Sebagai seorang single parent, Inayah sudah mengalami banyak hal buruk di hidupnya. Athar adalah satu-satunya hal yang membuat Inayah kuat dalam menjalani cobaan hidupnya. Namun, jika sudah seperti ini, siapa yang bisa menjadi penguat hati Inayah? Satu-satunya harta terindah Inayah kini sedang meregang nyawa di ranjang rumah sakit yang dingin. Wanita itu tidak akan bisa menerima apa yang telah dilakukan oleh Izzan kepada Athar dan dirinya.

“Hei, apa maksudmu?” tanya Al Fattah. Pria itu tidak terima dengan ucapan Inayah yang seolah ingin memenjarakan cucu tersayangnya. Dia lantas bangkit berdiri dan menghampiri Izzan dan Inayah, disusul oleh Halwa di belakangnya.
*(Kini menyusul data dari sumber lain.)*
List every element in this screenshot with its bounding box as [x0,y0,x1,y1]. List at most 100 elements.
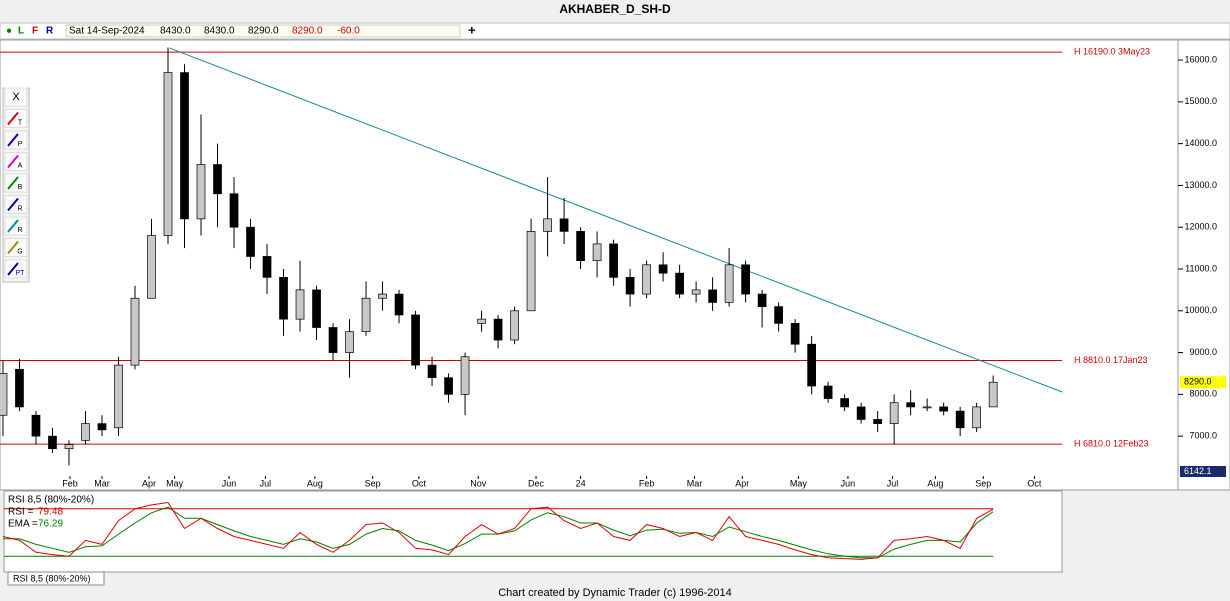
flag: ● [6,26,12,37]
last-price-box [1180,376,1226,389]
candle-body [81,423,90,441]
candle-body [939,406,949,412]
tool-label[interactable]: R [17,205,22,212]
tool-label[interactable]: P [18,141,23,148]
y-tick-label: 7000.0 [1189,431,1217,441]
tool-icon [7,197,19,212]
candle-body [114,364,123,429]
candle-body [543,218,552,232]
header-field [65,24,461,38]
tool-label[interactable]: B [18,184,23,191]
x-tick-label: Apr [142,478,156,488]
candle-body [526,231,536,312]
tool-button[interactable] [4,216,28,236]
flag[interactable]: L [18,26,24,37]
candle-body [493,318,503,341]
candle-body [955,410,965,429]
candle-body [477,318,486,324]
tool-icon [7,240,19,255]
tool-label[interactable]: G [17,248,22,255]
x-tick-label: Aug [307,478,323,488]
tool-label[interactable]: X [12,91,20,103]
legend-name: EMA = [8,519,38,530]
tool-icon [7,176,19,190]
y-tick-label: 15000.0 [1184,96,1217,106]
footer: Chart created by Dynamic Trader (c) 1996… [498,587,732,599]
candle-body [394,293,404,316]
x-tick-label: Mar [687,478,703,488]
y-tick-label: 16000.0 [1184,54,1217,64]
support-label: H 16190.0 3May23 [1074,46,1150,56]
y-tick-label: 8000.0 [1189,389,1217,399]
candle-body [576,231,585,261]
candle-body [807,343,816,387]
candle-body [213,164,222,195]
x-tick-label: May [790,478,808,488]
candle-body [658,264,668,274]
tool-button[interactable] [4,238,28,257]
header-high: 8430.0 [204,26,235,37]
y-tick-label: 13000.0 [1184,180,1217,190]
header-change: -60.0 [337,26,360,37]
tool-button[interactable] [4,173,28,193]
tool-button[interactable] [4,109,28,128]
header-close: 8290.0 [292,26,323,37]
candle-body [411,314,420,366]
candle-body [592,243,602,261]
tool-button[interactable] [4,195,28,214]
candle-body [840,398,849,408]
x-tick-label: Mar [94,478,110,488]
candle-body [361,297,371,333]
flag[interactable]: R [46,26,54,37]
x-tick-label: Feb [639,478,655,488]
candle-body [873,419,882,424]
flag[interactable]: F [32,26,38,37]
tool-label[interactable]: T [18,119,23,126]
tool-label[interactable]: PT [16,270,26,277]
candle-body [0,373,8,416]
candle-body [988,381,998,408]
x-tick-label: Feb [62,478,78,488]
legend-value: 76.29 [38,519,63,530]
tool-label[interactable]: A [18,162,23,169]
price-axis [1177,39,1230,491]
candle-body [444,377,453,395]
candle-body [559,218,569,232]
x-tick-label: Oct [1027,478,1042,488]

“Cucuku sudah bertanggung jawab dengan membawa kalian berdua ke sini dan membiayai seluruh biaya operasi anakmu. Apakah kau masih mau menuntut pertanggungjawaban lagi dari Izzan?!” seru Al Fattah tidak terima.

Inayah terkejut saat mendengar kalimat yang keluar dari bibir Al Fattah. Dia tidak menyangka jika keluarga yang selama ini dipandang oleh orang-orang sebagai keluarga yang taat dengan agama dan selalu mengajarkan hal-hal baik kepada orang-orang di sekitarnya justru malah menyudutkan Inayah dengan kekuasaan yang mereka miliki.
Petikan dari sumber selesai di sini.